Q: With so many options available—from surveillance to proactive measures to reduce risk—how can a woman who possesses a significant genetic risk for breast cancer make the best personal decision?
A: The decision between intense surveillance, chemoprevention and surgical preventive strategies is an individual one and involves weighing the risks and benefits. Factors such as the number of family members affected by cancer, the age of onset of breast cancer, the age of the individual and the type of mutation (BRCA1/2) all play a role. It’s really important that patients understand the rationale behind all their options and are comfortable with their decision before going forward. It’s not a one-size-fits-all decision. n
Before the Test: Genetic Counseling at the Breast and Ovarian Surveillance Service (BOSS)

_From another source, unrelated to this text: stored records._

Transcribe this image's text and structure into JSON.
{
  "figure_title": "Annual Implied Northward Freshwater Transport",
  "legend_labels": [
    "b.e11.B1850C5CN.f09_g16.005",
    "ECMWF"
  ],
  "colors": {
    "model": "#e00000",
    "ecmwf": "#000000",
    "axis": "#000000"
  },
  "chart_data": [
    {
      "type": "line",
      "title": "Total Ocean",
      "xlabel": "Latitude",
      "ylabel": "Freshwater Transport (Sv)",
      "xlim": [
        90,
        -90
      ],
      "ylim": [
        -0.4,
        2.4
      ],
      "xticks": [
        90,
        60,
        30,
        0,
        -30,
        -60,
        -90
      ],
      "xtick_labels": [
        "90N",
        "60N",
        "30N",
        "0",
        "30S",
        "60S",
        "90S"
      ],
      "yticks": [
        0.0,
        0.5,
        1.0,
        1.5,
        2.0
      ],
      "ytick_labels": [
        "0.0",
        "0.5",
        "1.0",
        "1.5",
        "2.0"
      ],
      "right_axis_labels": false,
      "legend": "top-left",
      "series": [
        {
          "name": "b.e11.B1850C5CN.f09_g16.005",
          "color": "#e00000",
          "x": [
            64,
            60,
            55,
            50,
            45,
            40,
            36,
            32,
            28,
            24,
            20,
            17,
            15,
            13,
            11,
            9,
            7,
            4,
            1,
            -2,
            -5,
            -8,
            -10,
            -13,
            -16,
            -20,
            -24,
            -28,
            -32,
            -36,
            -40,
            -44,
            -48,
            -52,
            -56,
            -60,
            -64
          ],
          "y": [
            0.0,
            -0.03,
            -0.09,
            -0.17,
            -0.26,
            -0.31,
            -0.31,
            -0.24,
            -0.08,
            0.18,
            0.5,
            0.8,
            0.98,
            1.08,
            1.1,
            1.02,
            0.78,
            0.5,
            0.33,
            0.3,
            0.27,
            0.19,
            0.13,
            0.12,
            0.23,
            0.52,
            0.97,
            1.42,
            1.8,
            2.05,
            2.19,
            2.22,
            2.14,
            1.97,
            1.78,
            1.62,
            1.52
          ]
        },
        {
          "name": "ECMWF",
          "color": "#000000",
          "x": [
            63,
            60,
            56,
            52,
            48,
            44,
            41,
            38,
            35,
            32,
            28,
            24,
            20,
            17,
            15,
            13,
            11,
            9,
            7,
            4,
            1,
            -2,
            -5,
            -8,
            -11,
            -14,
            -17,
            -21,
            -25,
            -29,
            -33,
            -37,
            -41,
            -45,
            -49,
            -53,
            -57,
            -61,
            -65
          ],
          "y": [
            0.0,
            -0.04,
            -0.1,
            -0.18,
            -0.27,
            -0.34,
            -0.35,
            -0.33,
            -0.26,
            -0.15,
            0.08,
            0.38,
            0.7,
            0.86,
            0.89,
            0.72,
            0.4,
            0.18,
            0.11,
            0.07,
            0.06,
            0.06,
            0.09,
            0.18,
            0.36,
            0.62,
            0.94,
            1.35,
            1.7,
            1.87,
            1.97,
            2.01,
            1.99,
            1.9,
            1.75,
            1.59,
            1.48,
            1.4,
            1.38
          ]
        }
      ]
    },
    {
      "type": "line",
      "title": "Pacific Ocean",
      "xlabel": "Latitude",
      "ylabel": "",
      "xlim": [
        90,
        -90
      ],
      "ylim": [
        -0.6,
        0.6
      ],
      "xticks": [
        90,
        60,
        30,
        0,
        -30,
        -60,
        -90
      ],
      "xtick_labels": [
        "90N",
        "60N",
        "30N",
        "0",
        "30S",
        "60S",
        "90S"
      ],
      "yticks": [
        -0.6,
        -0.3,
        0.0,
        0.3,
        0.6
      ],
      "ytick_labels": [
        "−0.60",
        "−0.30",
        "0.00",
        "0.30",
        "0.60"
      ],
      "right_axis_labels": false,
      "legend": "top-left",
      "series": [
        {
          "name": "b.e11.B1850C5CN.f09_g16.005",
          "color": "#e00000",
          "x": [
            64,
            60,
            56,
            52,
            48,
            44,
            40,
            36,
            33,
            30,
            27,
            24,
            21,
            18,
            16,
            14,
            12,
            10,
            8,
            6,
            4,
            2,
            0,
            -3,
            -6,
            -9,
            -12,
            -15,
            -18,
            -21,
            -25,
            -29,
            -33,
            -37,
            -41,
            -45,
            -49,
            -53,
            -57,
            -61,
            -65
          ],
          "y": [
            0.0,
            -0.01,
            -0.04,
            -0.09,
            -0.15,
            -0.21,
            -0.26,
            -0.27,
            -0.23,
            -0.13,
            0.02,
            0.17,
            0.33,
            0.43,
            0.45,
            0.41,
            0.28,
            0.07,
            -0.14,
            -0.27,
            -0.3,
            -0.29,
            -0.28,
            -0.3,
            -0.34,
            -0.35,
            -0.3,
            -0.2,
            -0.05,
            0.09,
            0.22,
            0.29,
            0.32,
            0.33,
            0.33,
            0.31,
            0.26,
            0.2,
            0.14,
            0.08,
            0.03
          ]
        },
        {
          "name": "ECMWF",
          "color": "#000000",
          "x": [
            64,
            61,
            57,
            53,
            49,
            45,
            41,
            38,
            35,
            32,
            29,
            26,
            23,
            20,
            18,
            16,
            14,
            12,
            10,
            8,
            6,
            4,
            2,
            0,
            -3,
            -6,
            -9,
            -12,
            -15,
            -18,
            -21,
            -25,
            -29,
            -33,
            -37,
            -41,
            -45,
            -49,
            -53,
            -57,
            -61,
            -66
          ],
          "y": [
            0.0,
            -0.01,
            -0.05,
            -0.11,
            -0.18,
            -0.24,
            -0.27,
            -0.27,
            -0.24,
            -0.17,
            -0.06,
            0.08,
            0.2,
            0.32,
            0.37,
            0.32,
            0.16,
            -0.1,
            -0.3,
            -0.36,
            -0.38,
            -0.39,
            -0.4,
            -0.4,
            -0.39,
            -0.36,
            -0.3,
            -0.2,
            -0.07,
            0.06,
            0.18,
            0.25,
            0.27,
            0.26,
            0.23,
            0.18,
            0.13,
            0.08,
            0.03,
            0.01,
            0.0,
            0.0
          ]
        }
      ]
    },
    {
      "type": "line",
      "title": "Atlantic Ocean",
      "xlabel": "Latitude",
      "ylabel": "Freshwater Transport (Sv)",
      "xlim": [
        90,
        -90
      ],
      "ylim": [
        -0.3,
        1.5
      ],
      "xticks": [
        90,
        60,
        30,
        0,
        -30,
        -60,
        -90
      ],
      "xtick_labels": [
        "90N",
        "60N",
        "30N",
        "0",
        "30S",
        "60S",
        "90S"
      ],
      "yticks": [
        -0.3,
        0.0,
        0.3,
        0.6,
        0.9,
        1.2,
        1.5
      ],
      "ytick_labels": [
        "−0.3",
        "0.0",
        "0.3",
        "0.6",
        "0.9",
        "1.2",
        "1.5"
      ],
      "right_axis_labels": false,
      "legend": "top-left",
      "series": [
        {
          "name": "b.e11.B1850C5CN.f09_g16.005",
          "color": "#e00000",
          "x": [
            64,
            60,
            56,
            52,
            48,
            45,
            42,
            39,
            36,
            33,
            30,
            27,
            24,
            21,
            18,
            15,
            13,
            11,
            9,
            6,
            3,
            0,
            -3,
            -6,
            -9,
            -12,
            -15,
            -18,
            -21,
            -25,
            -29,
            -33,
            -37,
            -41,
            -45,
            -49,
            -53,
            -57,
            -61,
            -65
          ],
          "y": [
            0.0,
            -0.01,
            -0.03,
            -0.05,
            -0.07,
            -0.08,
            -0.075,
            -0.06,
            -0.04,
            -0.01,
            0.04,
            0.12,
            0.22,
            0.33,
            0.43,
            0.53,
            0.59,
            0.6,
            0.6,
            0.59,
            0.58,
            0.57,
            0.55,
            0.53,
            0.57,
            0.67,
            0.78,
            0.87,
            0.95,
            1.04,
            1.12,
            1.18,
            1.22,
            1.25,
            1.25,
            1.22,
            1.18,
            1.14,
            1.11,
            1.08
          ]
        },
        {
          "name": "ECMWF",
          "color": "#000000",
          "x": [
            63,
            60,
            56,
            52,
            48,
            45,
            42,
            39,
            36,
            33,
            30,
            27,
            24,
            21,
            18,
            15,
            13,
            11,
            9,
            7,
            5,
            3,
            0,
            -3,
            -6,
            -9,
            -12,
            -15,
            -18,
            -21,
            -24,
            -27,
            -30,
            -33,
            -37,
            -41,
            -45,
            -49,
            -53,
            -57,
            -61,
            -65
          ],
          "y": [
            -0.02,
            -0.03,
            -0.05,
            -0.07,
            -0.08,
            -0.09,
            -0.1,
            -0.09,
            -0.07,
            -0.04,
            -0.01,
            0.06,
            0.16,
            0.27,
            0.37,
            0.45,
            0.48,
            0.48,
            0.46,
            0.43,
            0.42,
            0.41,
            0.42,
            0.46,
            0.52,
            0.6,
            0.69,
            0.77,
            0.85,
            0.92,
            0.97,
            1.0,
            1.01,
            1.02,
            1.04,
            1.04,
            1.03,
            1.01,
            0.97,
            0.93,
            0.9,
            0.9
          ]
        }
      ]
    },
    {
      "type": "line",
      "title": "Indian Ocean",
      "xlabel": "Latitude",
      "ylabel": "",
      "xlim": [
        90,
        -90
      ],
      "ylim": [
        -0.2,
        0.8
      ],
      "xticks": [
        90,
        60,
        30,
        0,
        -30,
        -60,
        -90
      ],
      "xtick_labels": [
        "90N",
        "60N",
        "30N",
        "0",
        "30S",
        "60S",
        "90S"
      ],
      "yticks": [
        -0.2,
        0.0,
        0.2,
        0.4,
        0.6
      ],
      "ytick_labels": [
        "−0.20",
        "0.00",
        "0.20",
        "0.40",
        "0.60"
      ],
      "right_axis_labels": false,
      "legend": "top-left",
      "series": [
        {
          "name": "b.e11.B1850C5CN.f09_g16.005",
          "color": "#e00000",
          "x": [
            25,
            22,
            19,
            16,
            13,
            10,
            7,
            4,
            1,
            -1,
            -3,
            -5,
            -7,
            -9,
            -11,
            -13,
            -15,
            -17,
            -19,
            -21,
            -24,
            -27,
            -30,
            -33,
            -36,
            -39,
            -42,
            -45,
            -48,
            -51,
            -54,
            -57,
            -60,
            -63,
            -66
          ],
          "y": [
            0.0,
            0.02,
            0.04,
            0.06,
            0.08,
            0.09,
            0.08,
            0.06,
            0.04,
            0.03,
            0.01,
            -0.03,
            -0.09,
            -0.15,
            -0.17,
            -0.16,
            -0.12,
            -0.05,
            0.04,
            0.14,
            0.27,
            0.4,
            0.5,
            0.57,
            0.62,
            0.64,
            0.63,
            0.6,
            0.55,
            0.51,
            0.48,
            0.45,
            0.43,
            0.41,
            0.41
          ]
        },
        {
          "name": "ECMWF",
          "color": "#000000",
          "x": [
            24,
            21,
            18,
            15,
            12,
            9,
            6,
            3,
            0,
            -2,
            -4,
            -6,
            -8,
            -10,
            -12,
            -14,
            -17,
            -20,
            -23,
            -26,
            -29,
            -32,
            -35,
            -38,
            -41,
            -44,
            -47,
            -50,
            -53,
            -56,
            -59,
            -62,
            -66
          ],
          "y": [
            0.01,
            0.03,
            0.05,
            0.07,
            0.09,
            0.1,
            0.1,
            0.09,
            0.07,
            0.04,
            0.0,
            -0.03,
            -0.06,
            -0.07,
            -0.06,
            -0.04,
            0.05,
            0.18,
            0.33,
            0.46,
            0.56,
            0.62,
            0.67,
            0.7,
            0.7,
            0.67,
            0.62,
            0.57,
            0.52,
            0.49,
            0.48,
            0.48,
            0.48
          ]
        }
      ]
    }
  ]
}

A reputable medical counseling team can help determine which patients are strong candidates for genetic testing. At BOSS, a team of oncology and genetic experts guides patients individually through assessment and counseling to arrive at an informed decision. The process includes the following:
• A review of family history and other risk factors.
• An individualized breast cancer risk assessment.
• A discussion of inherited cancer susceptibility.
• Identification of familial inherited cancer syndromes.
• Individualized cancer prevention and surveillance information.
• Genetic testing for breast cancer.